The buzz was all around OTT TV this week, with Dish’s limited launch of its Sling TV offering, and a new survey which predicts the success of HBO’s future OTT service. Sunday night will bring tens of thousands of Football fans to Arizona’s University of Phoenix Stadium, and millions of U.S. Dollars to advertisers. Netflix said piracy poses a real threat to its service -here’s a summary of this week’s industry buzz.
OTT was the talk of the town this week. A Parks Associates study predicted that 17% of U.S. broadband households are likely to subscribe to HBO’s new online TV service at an estimated cost of $14.99 per month. The service has not been launched yet, but the survey went on to predict that 91% of those online HBO subscribers will be existing pay-TV customers, and that about half of them – once signed up for the OTT service - will quit their more expensive TV packages in favour of keeping HBO as a sole TV provider.
The new HBO service isn’t the only pay-TV player to offer OTT services. Last fall, CBS launched CBS Access All for $5.99 per month. This week, Dish Network sent the first invites for its new over-the-top streaming service, Sling TV. Looking at the numbers in the study, Park Associates’ Brett Sappington predicted that “2015 is set to be the year of OTT….We expect several other players to launch or announce services in the U.S. market in the next few months." Verizon’s Chief Financial Officer Fran Shammo joined the OTT fest and told investors “there were a lot of positive things coming out”. Shammo refused to give details about the planned midsummer launch of Verizon’s OTT service.
Others in the industry voiced more modest assessments. The success of these new services, wrote LightReading, depends on many factors, with content offering and cost likely to play a significant role. Analyzing the nuts and bolts of the Sling TV service, The Verge concluded: “If you're barely watching TV as is and the math works out in your favour (with Netflix and/or Hulu included), it could simply be a great way to cut down on your bills every month.”

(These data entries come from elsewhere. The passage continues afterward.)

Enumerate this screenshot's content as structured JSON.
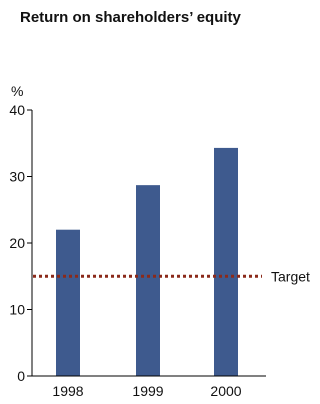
{
  "chart_data": {
    "type": "bar",
    "title": "Return on shareholders’ equity",
    "ylabel": "%",
    "xlabel": "",
    "categories": [
      "1998",
      "1999",
      "2000"
    ],
    "values": [
      22,
      28.7,
      34.3
    ],
    "ylim": [
      0,
      40
    ],
    "yticks": [
      0,
      10,
      20,
      30,
      40
    ],
    "grid": false,
    "bar_color": "#3e5a8e",
    "reference_line": {
      "label": "Target",
      "value": 15,
      "color": "#8b2a1a",
      "style": "dotted"
    }
  }
}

Netflix told investors last week that piracy continues to be its biggest competitor. Looking at data supplied by Google Trends – which showed a sharp rise in searches for Popcorn Times, the streaming video giant said these numbers are “sobering”.
Popcorn Time has been called the Netflix for pirates, as it gives access to torrents in an environment similar to Netflix’s. On the Google Trends graph, Netflix and Popcorn Time are way ahead of HBO in terms of searches in the Netherlands.

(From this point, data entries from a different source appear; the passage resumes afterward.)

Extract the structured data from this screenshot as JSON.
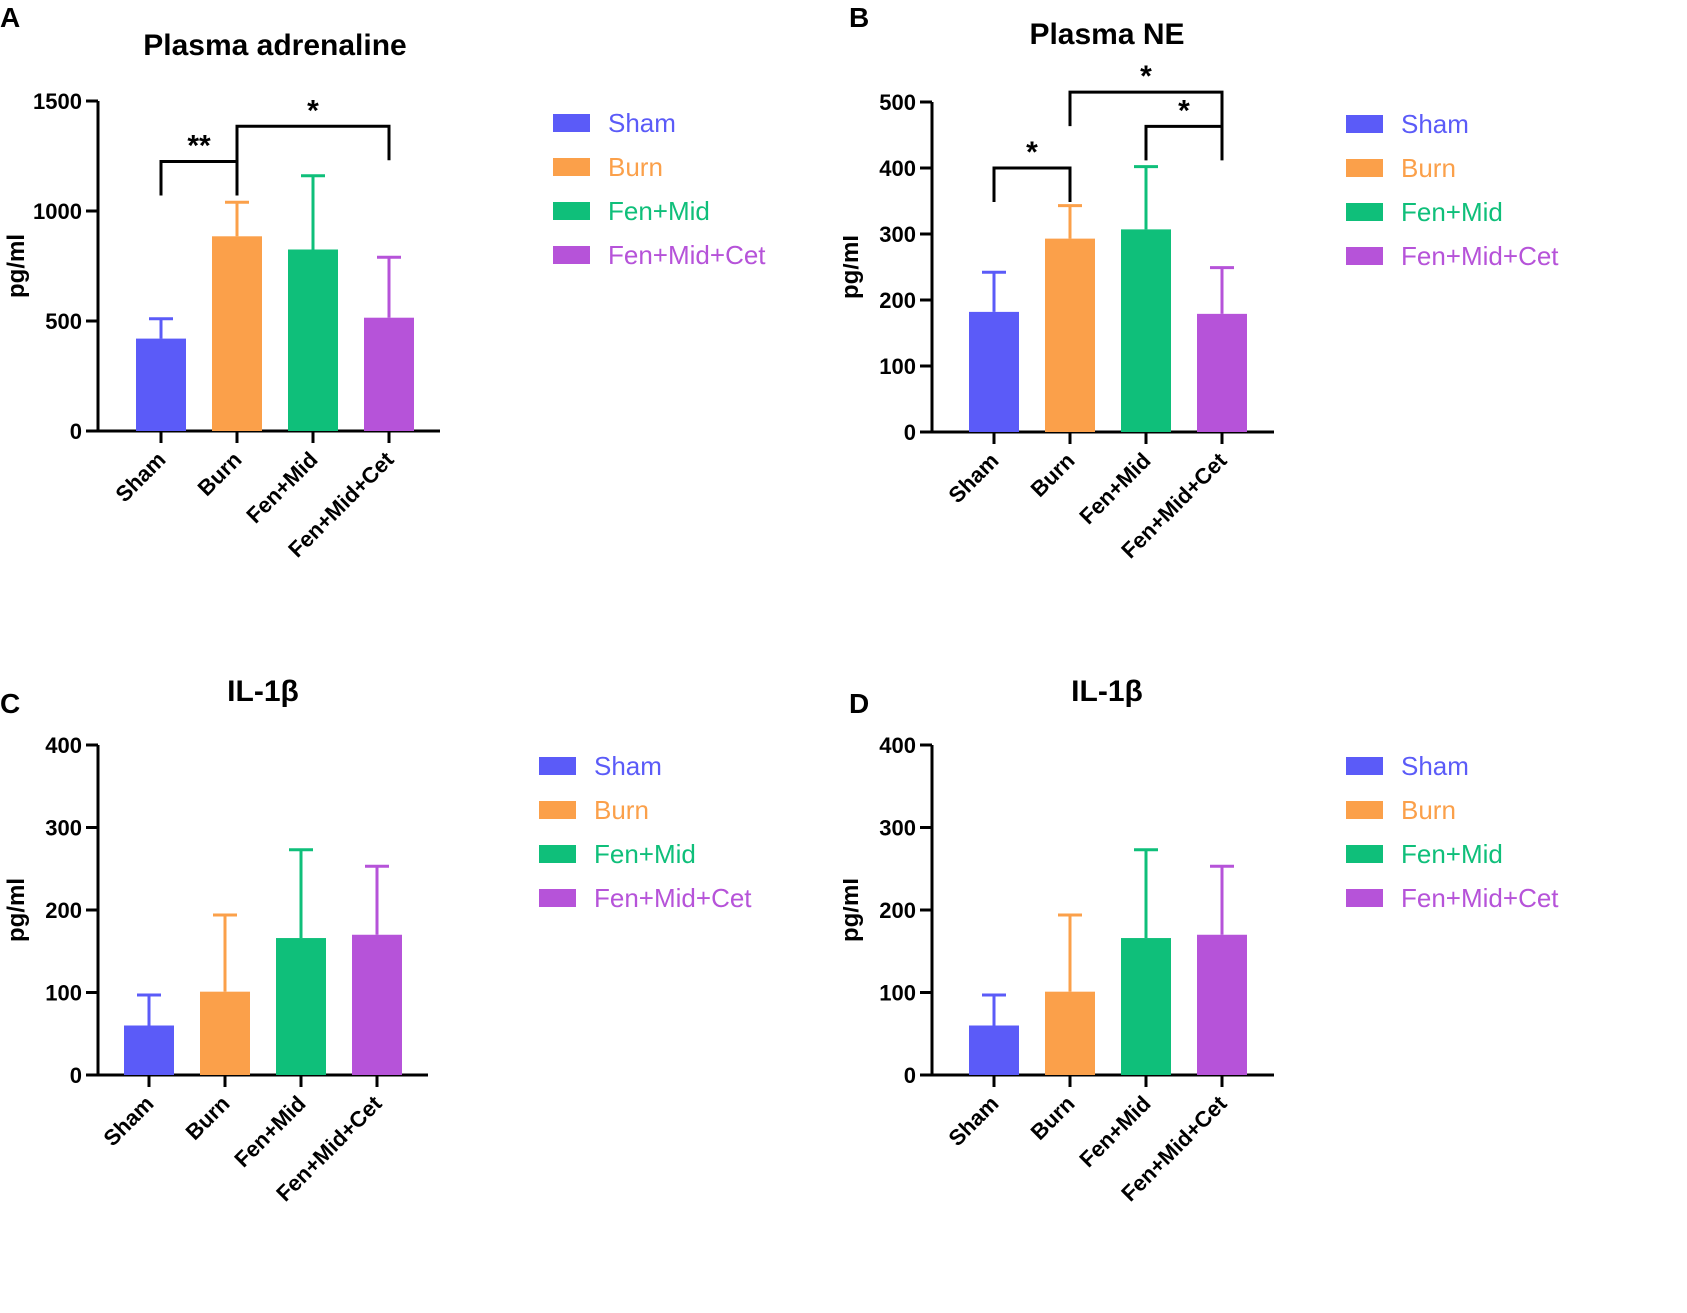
{
  "figure": {
    "colors": {
      "Sham": "#5b5bf8",
      "Burn": "#fba04a",
      "Fen+Mid": "#0fbf7a",
      "Fen+Mid+Cet": "#b653d9"
    }
  },
  "chart_data": [
    {
      "panel": "A",
      "type": "bar",
      "title": "Plasma adrenaline",
      "ylabel": "pg/ml",
      "xlabel": "",
      "ylim": [
        0,
        1500
      ],
      "yticks": [
        0,
        500,
        1000,
        1500
      ],
      "categories": [
        "Sham",
        "Burn",
        "Fen+Mid",
        "Fen+Mid+Cet"
      ],
      "values": [
        420,
        885,
        825,
        515
      ],
      "errors": [
        90,
        155,
        335,
        275
      ],
      "legend": [
        "Sham",
        "Burn",
        "Fen+Mid",
        "Fen+Mid+Cet"
      ],
      "significance": [
        {
          "from": 0,
          "to": 1,
          "label": "**",
          "y": 1225
        },
        {
          "from": 1,
          "to": 3,
          "label": "*",
          "y": 1385
        }
      ]
    },
    {
      "panel": "B",
      "type": "bar",
      "title": "Plasma NE",
      "ylabel": "pg/ml",
      "xlabel": "",
      "ylim": [
        0,
        500
      ],
      "yticks": [
        0,
        100,
        200,
        300,
        400,
        500
      ],
      "categories": [
        "Sham",
        "Burn",
        "Fen+Mid",
        "Fen+Mid+Cet"
      ],
      "values": [
        182,
        293,
        307,
        179
      ],
      "errors": [
        60,
        50,
        95,
        70
      ],
      "legend": [
        "Sham",
        "Burn",
        "Fen+Mid",
        "Fen+Mid+Cet"
      ],
      "significance": [
        {
          "from": 0,
          "to": 1,
          "label": "*",
          "y": 400
        },
        {
          "from": 2,
          "to": 3,
          "label": "*",
          "y": 463
        },
        {
          "from": 1,
          "to": 3,
          "label": "*",
          "y": 515
        }
      ]
    },
    {
      "panel": "C",
      "type": "bar",
      "title": "IL-1β",
      "ylabel": "pg/ml",
      "xlabel": "",
      "ylim": [
        0,
        400
      ],
      "yticks": [
        0,
        100,
        200,
        300,
        400
      ],
      "categories": [
        "Sham",
        "Burn",
        "Fen+Mid",
        "Fen+Mid+Cet"
      ],
      "values": [
        60,
        101,
        166,
        170
      ],
      "errors": [
        37,
        93,
        107,
        83
      ],
      "legend": [
        "Sham",
        "Burn",
        "Fen+Mid",
        "Fen+Mid+Cet"
      ],
      "significance": []
    },
    {
      "panel": "D",
      "type": "bar",
      "title": "IL-1β",
      "ylabel": "pg/ml",
      "xlabel": "",
      "ylim": [
        0,
        400
      ],
      "yticks": [
        0,
        100,
        200,
        300,
        400
      ],
      "categories": [
        "Sham",
        "Burn",
        "Fen+Mid",
        "Fen+Mid+Cet"
      ],
      "values": [
        60,
        101,
        166,
        170
      ],
      "errors": [
        37,
        93,
        107,
        83
      ],
      "legend": [
        "Sham",
        "Burn",
        "Fen+Mid",
        "Fen+Mid+Cet"
      ],
      "significance": []
    }
  ]
}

In September, TorrentFreak reported Popcorn Time had an install base of 1.4 million in the United States, and 1.3 million installs in the Netherlands.
The 49th annual championship game of the NFL - or as it is better known – the Super Bowl – will take place in Arizona on Sunday. It’s one of the most viewed TV broadcasts in the United States, and the most anticipated advertising showcase. This year, an unprecedented $4.5 million price tag for a 30-second spot means, according to Forbes, that the game needs 120 Million viewers “for advertisers to win”.
Companies who have used the expensive commercial breaks in the past – such as General Motors and Volkswagen, pulled out of the game this year, but others – like Budweiser, Sneakers and Mercedes Benz will broadcast their commercials on Sunday night – and have already released online commercial teasers. NBC added a twist to the spending per viewer ratio when it said it will post commercials that air on TV to a Tumblr page. This way, fans who are watching the game on NBC's live stream – which includes a different set of ads from what is shown on TV, will be able to watch the “original” TV ads without switching on their TV sets.